Personal information
- Date of birth: 4 October 1980 (age 45)
- Place of birth: Cottbus, East Germany
- Height: 1.86 m (6 ft 1 in)
- Position: Midfielder

Team information
- Current team: VSG Altglienicke (assistant manager)

Youth career
- 1996–1997: Rot-Weiß Merzdorf
- 1997–2001: SV Dissenchen 04

Senior career*
- Years: Team / Apps / (Gls)
- 2002–2005: Energie Cottbus II / 23 / (11)
- 2002–2005: Energie Cottbus / 14 / (0)
- 2005–2014: Union Berlin / 246 / (52)
- 2014–2016: Energie Cottbus / 37 / (3)
- 2016–2018: VSG Altglienicke / 43 / (12)
- Total:  / 363 / (78)

Managerial career
- 2018–: VSG Altglienicke (assistant)

= Torsten Mattuschka =

German footballer

Torsten Mattuschka (born 4 October 1980) is a German former professional footballer who played as a midfielder.

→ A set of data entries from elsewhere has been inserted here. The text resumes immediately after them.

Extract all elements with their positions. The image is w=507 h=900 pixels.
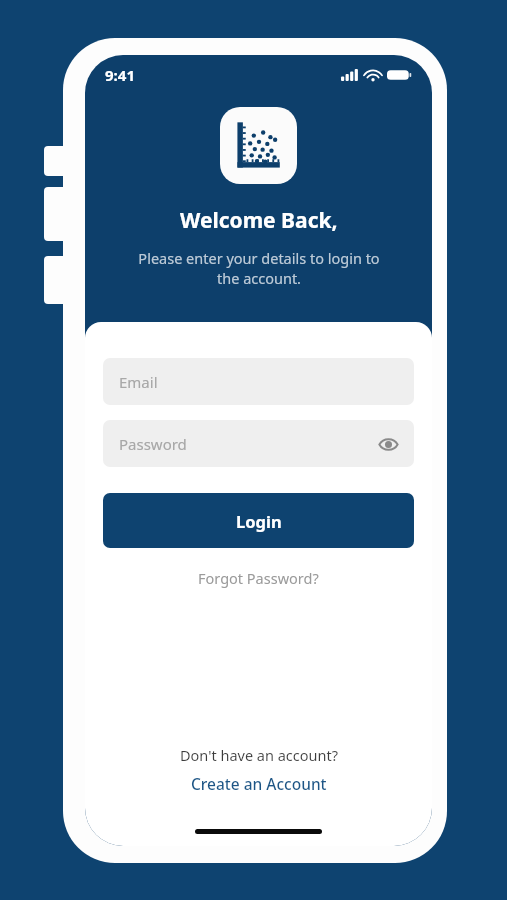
button[interactable]: Login (103, 493, 414, 548)
staticText: Login (236, 510, 282, 532)
staticText: Create an Account (191, 773, 327, 794)
staticText: Please enter your details to login to th… (138, 248, 380, 289)
button[interactable]: Show password (370, 426, 406, 462)
staticText: Email (119, 372, 158, 392)
staticText: Password (119, 434, 187, 454)
button[interactable]: Create an Account (179, 770, 339, 797)
staticText: 9:41 (105, 65, 135, 85)
staticText: Forgot Password? (198, 568, 319, 588)
button[interactable]: Password (103, 420, 414, 467)
button[interactable]: Email (103, 358, 414, 405)
staticText: Don't have an account? (180, 745, 338, 765)
staticText: Welcome Back, (180, 206, 338, 235)
button[interactable]: Forgot Password? (186, 562, 331, 594)
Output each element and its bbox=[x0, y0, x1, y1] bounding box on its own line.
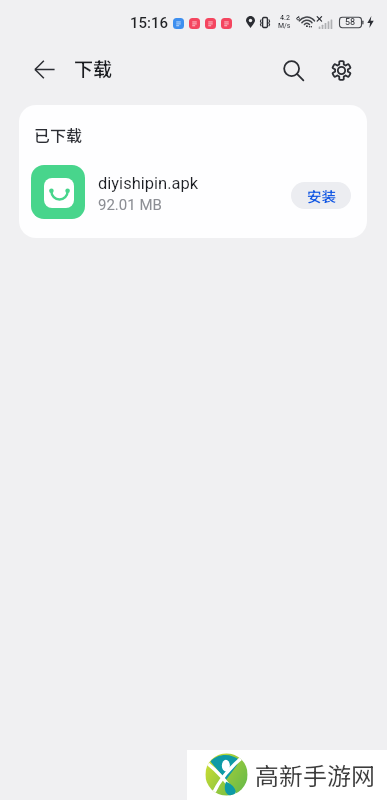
staticText: 92.01 MB bbox=[98, 196, 162, 214]
staticText: 15:16 bbox=[130, 14, 169, 32]
staticText: 安装 bbox=[307, 185, 336, 206]
button[interactable]: Settings bbox=[319, 48, 363, 92]
button[interactable]: Back bbox=[21, 46, 67, 92]
button[interactable]: Search bbox=[271, 48, 315, 92]
staticText: 高新手游网 bbox=[255, 757, 375, 792]
staticText: diyishipin.apk bbox=[98, 174, 199, 193]
button[interactable]: diyishipin.apk bbox=[19, 159, 367, 225]
staticText: 下载 bbox=[74, 54, 113, 82]
staticText: 已下载 bbox=[34, 123, 83, 146]
staticText: 4.2 bbox=[280, 14, 290, 22]
staticText: M/s bbox=[278, 22, 291, 30]
staticText: 58 bbox=[345, 17, 356, 28]
button[interactable]: 安装 bbox=[291, 182, 351, 209]
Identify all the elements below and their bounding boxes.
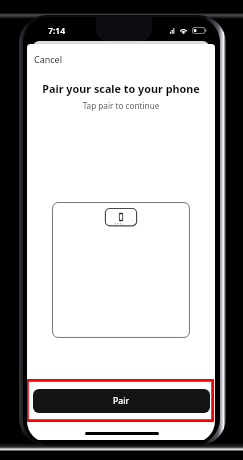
- staticText: Pair: [113, 395, 130, 407]
- staticText: 7:14: [48, 25, 66, 37]
- staticText: Tap pair to continue: [27, 100, 215, 111]
- staticText: Pair your scale to your phone: [27, 81, 215, 96]
- button[interactable]: Pair: [33, 389, 210, 413]
- staticText: Cancel: [34, 53, 63, 65]
- button[interactable]: Cancel: [29, 50, 68, 68]
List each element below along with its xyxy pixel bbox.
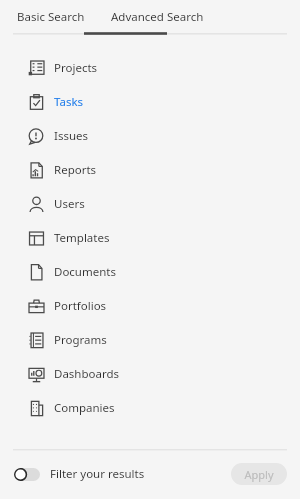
button[interactable]: Basic Search <box>13 0 89 34</box>
staticText: Users <box>54 196 85 212</box>
staticText: Reports <box>54 162 97 178</box>
button[interactable]: Users <box>0 187 300 221</box>
staticText: Issues <box>54 128 89 144</box>
staticText: Dashboards <box>54 366 120 382</box>
button[interactable]: Dashboards <box>0 357 300 391</box>
staticText: Projects <box>54 60 98 76</box>
staticText: Filter your results <box>50 466 145 482</box>
staticText: Companies <box>54 400 115 416</box>
staticText: Apply <box>244 467 274 482</box>
button[interactable]: Tasks <box>0 85 300 119</box>
button[interactable]: Documents <box>0 255 300 289</box>
button[interactable]: Projects <box>0 51 300 85</box>
staticText: Basic Search <box>17 9 85 25</box>
button[interactable]: Templates <box>0 221 300 255</box>
button[interactable]: Apply <box>231 463 287 485</box>
button[interactable]: Programs <box>0 323 300 357</box>
button[interactable]: Reports <box>0 153 300 187</box>
staticText: Templates <box>54 230 110 246</box>
button[interactable]: Issues <box>0 119 300 153</box>
button[interactable]: Portfolios <box>0 289 300 323</box>
staticText: Programs <box>54 332 107 348</box>
button[interactable]: Companies <box>0 391 300 425</box>
staticText: Advanced Search <box>111 9 204 25</box>
staticText: Tasks <box>54 94 84 110</box>
button[interactable]: Advanced Search <box>107 0 208 34</box>
button[interactable]: Filter your results <box>14 466 145 482</box>
staticText: Portfolios <box>54 298 107 314</box>
staticText: Documents <box>54 264 116 280</box>
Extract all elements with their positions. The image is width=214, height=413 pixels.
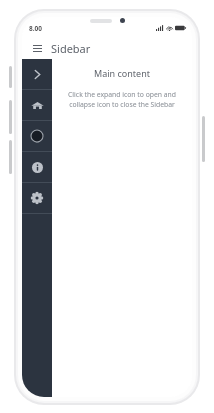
button[interactable]: Settings [22, 183, 52, 213]
staticText: Main content [94, 67, 150, 79]
staticText: 8.00 [29, 24, 42, 33]
staticText: Click the expand icon to open and collap… [58, 90, 186, 109]
staticText: Sidebar [51, 41, 91, 56]
button[interactable]: Expand sidebar [22, 59, 52, 89]
button[interactable]: Info [22, 152, 52, 182]
button[interactable]: Open navigation menu [29, 40, 45, 56]
button[interactable]: Profile [22, 121, 52, 151]
button[interactable]: Home [22, 90, 52, 120]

He works as the assistant manager of VSG Altglienicke.

== Biography ==
Mattuschka was born in Cottbus, Germany. He began his senior career with seventh-tier side Dissenchen, where his goal record led to a transfer to Energie Cottbus in 2002. At the age of 24, he moved from Energie Cottbus to 1. FC Union Berlin ahead of the 2005–06 season.

In August 2005, Mattuschka played in Union Berlin's 8–0 victory over BFC Dynamo, contributing to a two-goal lead before half-time. In 2010, Uwe Neuhaus appointed him team captain following an improvement in his goal output.

In February 2011, he scored a free kick in the 71st minute during a 2–1 away win against Hertha Berlin at the Olympiastadion, with the game tied 1–1 at the time.

During his time at Union Berlin, Mattuschka scored 61 goals and recorded 62 assists in 281 competitive matches, including 42 goals and 47 assists in 171 appearances in Germany's second tier.

After retiring from professional football, he appeared for Union Berlin's masters team, which won the club's first AOK Masters title in January 2018.